I have been wrestling with these questions since then (and really before). There are no simple “answers”. As you know, Torah has many “faces/facets” and speaks to each of us through our individual perspectives and experiences. Our “solutions” are somewhat different, but I am overjoyed to share your sense that it is salutary to wrestle with rather than discard as antiquated, our Tree of Life, which has brought considerable good into the world as well as destruction and carnage. I also heard your urgent call that we need listen to these texts in ways meaningful for our time; I fully agree. Here are my posts on the Chat (I hope intelligible) as I enjoyed zooming services today.
This passage comes to us from a different time. Tribalism. Small monotheistic island in a pagan sea. Survival, propagation of a vision of a “moral universe” posed challenges that are beyond our conception
Most important is that we no longer preach these passages as pertaining to those around us
Love your neighbor as yourself, Love the stranger as yourself.
We also just said “and all its pathways are peace”

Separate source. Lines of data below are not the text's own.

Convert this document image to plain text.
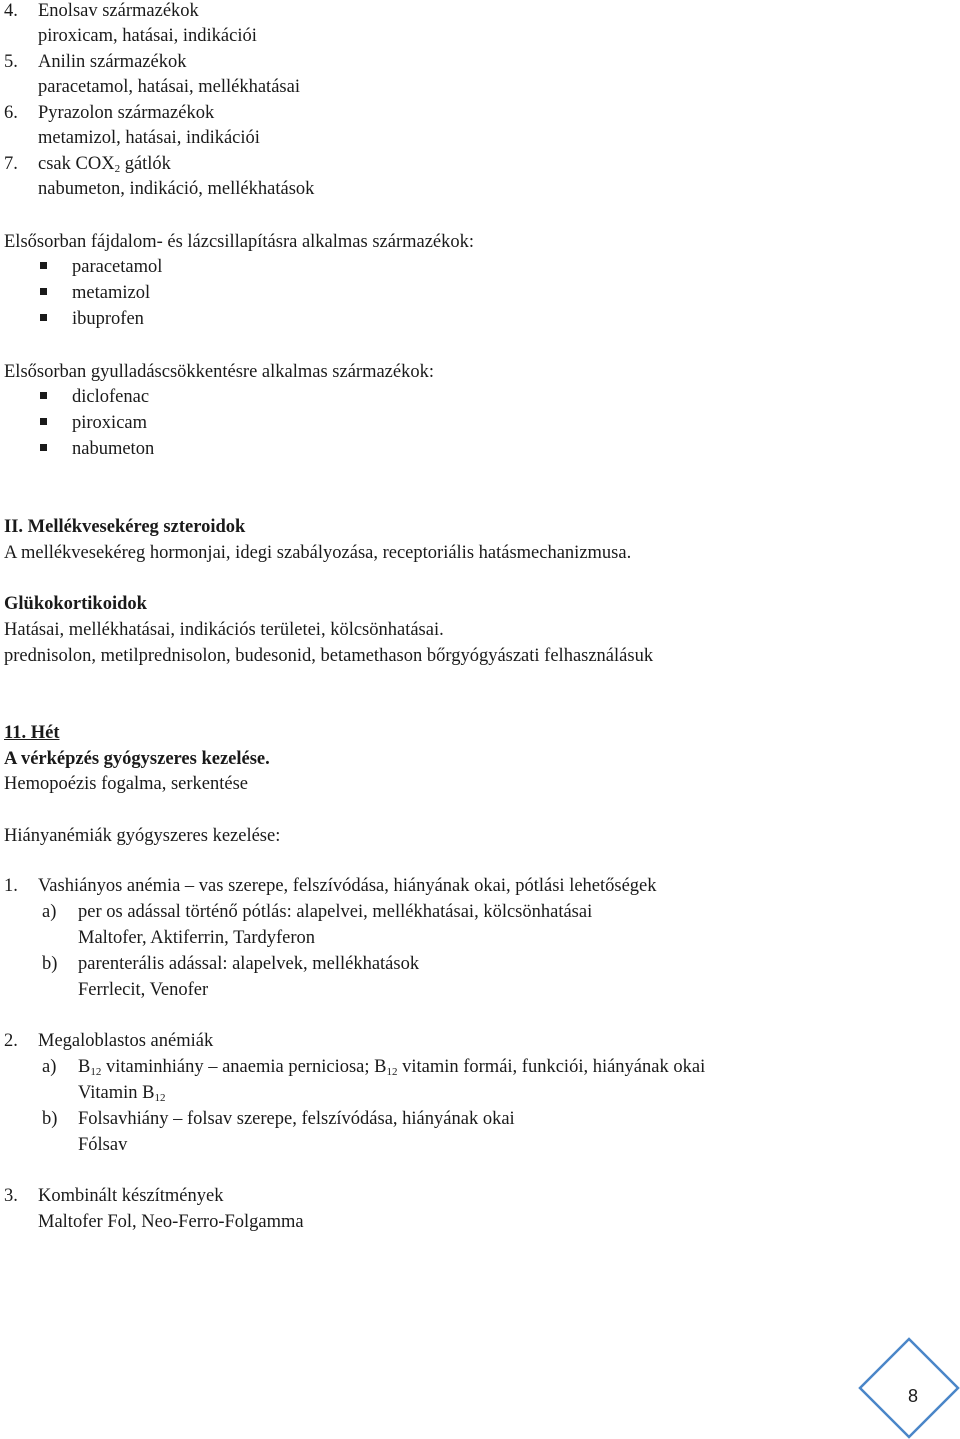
4. Enolsav származékok
piroxicam, hatásai, indikációi
5. Anilin származékok
paracetamol, hatásai, mellékhatásai
6. Pyrazolon származékok
metamizol, hatásai, indikációi
7. csak $COX_2$ gátlók
nabumeton, indikáció, mellékhatások
Elsősorban fájdalom- és lázcsillapításra alkalmas származékok:
paracetamol
metamizol
ibuprofen
Elsősorban gyulladáscsökkentésre alkalmas származékok:
diclofenac
piroxicam
nabumeton
II. Mellékvesekéreg szteroidok
A mellékvesekéreg hormonjai, idegi szabályozása, receptoriális hatásmechanizmusa.
Glükokortikoidok
Hatásai, mellékhatásai, indikációs területei, kölcsönhatásai.
prednisolon, metilprednisolon, budesonid, betamethason bőrgyógyászati felhasználásuk
11. Hét
A vérképzés gyógyszeres kezelése.
Hemopoézis fogalma, serkentése
Hiányanémiák gyógyszeres kezelése:
1. Vashiányos anémia – vas szerepe, felszívódása, hiányának okai, pótlási lehetőségek
a) per os adással történő pótlás: alapelvei, mellékhatásai, kölcsönhatásai
Maltofer, Aktiferrin, Tardyferon
b) parenterális adással: alapelvek, mellékhatások
Ferrlecit, Venofer
2. Megaloblastos anémiák
a) $B_{12}$ vitaminhiány – anaemia perniciosa; $B_{12}$ vitamin formái, funkciói, hiányának okai
Vitamin $B_{12}$
b) Folsavhiány – folsav szerepe, felszívódása, hiányának okai
Fólsav
3. Kombinált készítmények
Maltofer Fol, Neo-Ferro-Folgamma
8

https://en.wikipedia.org/wiki/The_Jew_in_the_Lotus
Great conclusion to Devar Torah!
Paganism was different from modern religions; with the fundamental idea that things happen because of whimsical gods (“like flies to wanton boys are we to the gods; they kill us for their sport”*). That is what the Torah declares implacable and irreconcilable conflict against.
And PS. that has been achieved by ALL of our contemporary religions
That said, perpetuating ideas of tribal supremacy has to pass from the world. Religion itself has immense sins to atone
Thanks to our darshan for not shying away from difficult texts. We are God Wrestlers
Thanks Roberta for a stimulating morning.